Each section offers compelling and practical examples of business at its best.Investing in Society organizes its insights as a company might in its own scorecard: Priorities, Performance, People, Planet, and Policies (the five “Ps” framework).
New this year in Investing in Society are CECP’s ESG Factor Analysis and Stakeholder Scorecard. The Factor Analysis explores the degree to which financial and ESG metrics are correlated with each other, while the Stakeholder Scorecard offers a performance snapshot of Fortune 500® companies against ESG and financial performance metrics.
Investing in Society highlights include:
- PRIORITIES: Corporate purpose is helping to define stakeholder capitalism and companies are embracing the potential of purpose through CEO advocacy, bridging divides across opposing groups, updating their purpose statements, rethinking work/life balance, and focusing on the health, well-being, and skills of their employees.

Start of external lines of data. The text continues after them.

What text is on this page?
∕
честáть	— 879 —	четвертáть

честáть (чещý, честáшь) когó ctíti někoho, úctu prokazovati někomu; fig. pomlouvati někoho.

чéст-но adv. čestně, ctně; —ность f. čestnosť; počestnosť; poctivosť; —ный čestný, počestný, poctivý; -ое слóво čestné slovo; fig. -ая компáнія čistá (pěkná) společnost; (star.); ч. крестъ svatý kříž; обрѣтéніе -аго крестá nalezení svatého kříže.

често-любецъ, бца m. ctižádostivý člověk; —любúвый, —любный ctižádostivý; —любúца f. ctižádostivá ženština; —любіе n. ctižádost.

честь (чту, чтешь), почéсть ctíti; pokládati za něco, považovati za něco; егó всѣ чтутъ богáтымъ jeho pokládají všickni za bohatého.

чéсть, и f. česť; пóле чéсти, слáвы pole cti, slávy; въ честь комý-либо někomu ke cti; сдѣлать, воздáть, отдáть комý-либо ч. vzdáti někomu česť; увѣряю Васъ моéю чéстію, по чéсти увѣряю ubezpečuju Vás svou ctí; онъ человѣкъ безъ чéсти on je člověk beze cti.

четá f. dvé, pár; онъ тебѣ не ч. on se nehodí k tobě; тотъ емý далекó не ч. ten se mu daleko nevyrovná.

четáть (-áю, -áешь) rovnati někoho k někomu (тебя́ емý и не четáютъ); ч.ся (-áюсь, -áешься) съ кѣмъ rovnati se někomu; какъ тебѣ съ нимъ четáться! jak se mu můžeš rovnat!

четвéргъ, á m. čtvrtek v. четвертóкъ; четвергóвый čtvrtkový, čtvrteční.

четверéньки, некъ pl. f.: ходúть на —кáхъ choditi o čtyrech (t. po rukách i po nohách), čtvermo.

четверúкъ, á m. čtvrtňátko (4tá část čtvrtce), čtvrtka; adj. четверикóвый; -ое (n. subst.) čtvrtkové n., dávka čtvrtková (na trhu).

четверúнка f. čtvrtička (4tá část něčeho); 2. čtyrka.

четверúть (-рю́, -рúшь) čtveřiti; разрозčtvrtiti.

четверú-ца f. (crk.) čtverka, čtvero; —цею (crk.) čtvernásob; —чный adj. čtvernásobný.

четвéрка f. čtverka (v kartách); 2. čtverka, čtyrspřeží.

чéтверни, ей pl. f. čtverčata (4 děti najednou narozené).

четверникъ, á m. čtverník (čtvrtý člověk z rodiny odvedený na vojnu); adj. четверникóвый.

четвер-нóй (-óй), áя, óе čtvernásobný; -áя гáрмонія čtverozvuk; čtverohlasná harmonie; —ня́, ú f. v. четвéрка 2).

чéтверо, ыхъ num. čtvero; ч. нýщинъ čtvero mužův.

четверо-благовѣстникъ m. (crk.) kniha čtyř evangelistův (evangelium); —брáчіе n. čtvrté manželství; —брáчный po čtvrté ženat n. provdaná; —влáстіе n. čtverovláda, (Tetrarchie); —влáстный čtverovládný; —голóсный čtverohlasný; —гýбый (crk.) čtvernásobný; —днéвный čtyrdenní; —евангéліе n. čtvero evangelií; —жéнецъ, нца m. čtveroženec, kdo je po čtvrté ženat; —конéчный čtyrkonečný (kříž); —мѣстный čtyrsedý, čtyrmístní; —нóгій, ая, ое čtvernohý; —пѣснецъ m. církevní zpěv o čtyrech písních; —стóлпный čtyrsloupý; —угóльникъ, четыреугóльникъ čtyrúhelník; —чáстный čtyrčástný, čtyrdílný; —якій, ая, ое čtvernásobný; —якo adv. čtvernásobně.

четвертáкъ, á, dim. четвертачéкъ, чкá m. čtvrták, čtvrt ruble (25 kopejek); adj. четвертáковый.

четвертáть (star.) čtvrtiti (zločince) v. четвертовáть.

- PERFORMANCE: Companies are increasingly integrating ESG metrics through the business. The interconnection between financial performance and ESG prioritization may be more clearly evidenced in the long-term. The importance of improving financial performance in the corporate sector goes in hand with having a more equitable and prosperous society. Read more about CECP’s metric, Total Social Investment, and how companies are changing business practices to create sustainable value for the significant stakeholders in WEF’s report, Measuring Stakeholder Capitalism.
- PEOPLE: A growing number of companies are taking meaningful steps toward a more equitable workplace. CECP’s Factor Analysis found that 45% of companies showed improvements in diversifying their employees and management teams while another CECP Pulse Survey found that 73% of companies predicted their 2021 DEI budget would increase
- PLANET: Companies continue to make progress on climate change and other environmental issues, despite a lax regulatory environment over the last four years. CECP’s Factor Analysis found that 69% of companies had a positive impact on the environment by reducing their GHG emissions, total electricity consumption, amount of energy used, and more.
- POLICIES: CECP’s Factor Analysis found that 56% of companies made progress in their efforts to improve compensation transparency and accountability. Companies also improved acting on the idea of integrated corporate governance. The number of companies with a CSR/Sustainability (or related terms) committee on their Board rose 14% between 2017 and 2019.